If Otis and Murray don't get to the beach at least once a day, Hubs and I are forced to put up with two little grumps, so before work today, we take them across the street and down onto the soft sand. Due to swirling winds somewhere north of here, the waves are unusually large and surge high onto the dunes. Five or six nuns stand in their habits near the edge of the surf, picking up their skirts and running inland while each wave rushes over their shoes and wets their hems. We walk the opposite direction, imagining the havoc Murray would cause in a group of nuns.
An hour later, we take our panting pooches back to the Airstream and get ready for "work."

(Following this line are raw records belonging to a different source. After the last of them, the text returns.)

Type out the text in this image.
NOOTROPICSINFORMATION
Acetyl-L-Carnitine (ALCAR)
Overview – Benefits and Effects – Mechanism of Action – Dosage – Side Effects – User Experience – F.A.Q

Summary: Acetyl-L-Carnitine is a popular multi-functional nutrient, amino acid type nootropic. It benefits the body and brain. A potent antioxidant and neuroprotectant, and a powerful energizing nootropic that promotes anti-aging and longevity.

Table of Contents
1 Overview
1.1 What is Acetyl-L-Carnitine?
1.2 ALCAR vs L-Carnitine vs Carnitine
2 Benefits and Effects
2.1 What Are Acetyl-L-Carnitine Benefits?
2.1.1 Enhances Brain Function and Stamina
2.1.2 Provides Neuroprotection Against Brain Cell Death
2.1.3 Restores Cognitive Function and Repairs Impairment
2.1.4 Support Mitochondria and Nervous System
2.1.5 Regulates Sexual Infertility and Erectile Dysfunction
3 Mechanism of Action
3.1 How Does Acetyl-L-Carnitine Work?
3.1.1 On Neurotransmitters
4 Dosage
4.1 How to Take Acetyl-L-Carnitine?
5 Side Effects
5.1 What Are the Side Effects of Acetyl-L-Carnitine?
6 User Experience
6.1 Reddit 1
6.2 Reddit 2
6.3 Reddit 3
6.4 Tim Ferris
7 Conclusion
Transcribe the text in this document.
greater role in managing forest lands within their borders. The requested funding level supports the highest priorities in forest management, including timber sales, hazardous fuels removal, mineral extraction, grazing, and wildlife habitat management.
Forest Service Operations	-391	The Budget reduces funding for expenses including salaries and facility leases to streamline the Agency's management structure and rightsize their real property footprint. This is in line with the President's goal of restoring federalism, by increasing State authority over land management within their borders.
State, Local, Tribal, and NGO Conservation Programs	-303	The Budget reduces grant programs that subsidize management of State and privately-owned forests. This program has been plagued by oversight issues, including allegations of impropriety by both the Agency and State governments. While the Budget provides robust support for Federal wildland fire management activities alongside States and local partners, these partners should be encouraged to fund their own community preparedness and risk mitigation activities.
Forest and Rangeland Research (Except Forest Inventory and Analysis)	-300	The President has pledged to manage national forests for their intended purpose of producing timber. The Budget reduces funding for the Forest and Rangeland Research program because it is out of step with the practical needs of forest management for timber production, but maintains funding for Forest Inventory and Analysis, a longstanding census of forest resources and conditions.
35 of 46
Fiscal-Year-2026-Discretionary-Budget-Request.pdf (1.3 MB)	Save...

The weather has been uncharacteristically lovely for the past two weeks, and the masses are here to see the lighthouse. Up and down, up and down, round and round the spiral staircase I go.
Giving tours is fun, but I love when the yard is full of dogs. While pets aren't allowed in the buildings, many people bring dogs up to the overlook area, and I spend a good portion of my non-tour time meeting happy dogs and their owners.
Enormous waves collide with the cliffs causing thunderous reverberations, and by late afternoon a gentle rain soaks our shoulders while we watch for sea lions.
Back at home, the campground host comes over to inform us of a bonfire and social hour. Most of our fellow lighthouse hosts are there and entertain us with stories of camp-hosting mishaps and stories from their past employed lives.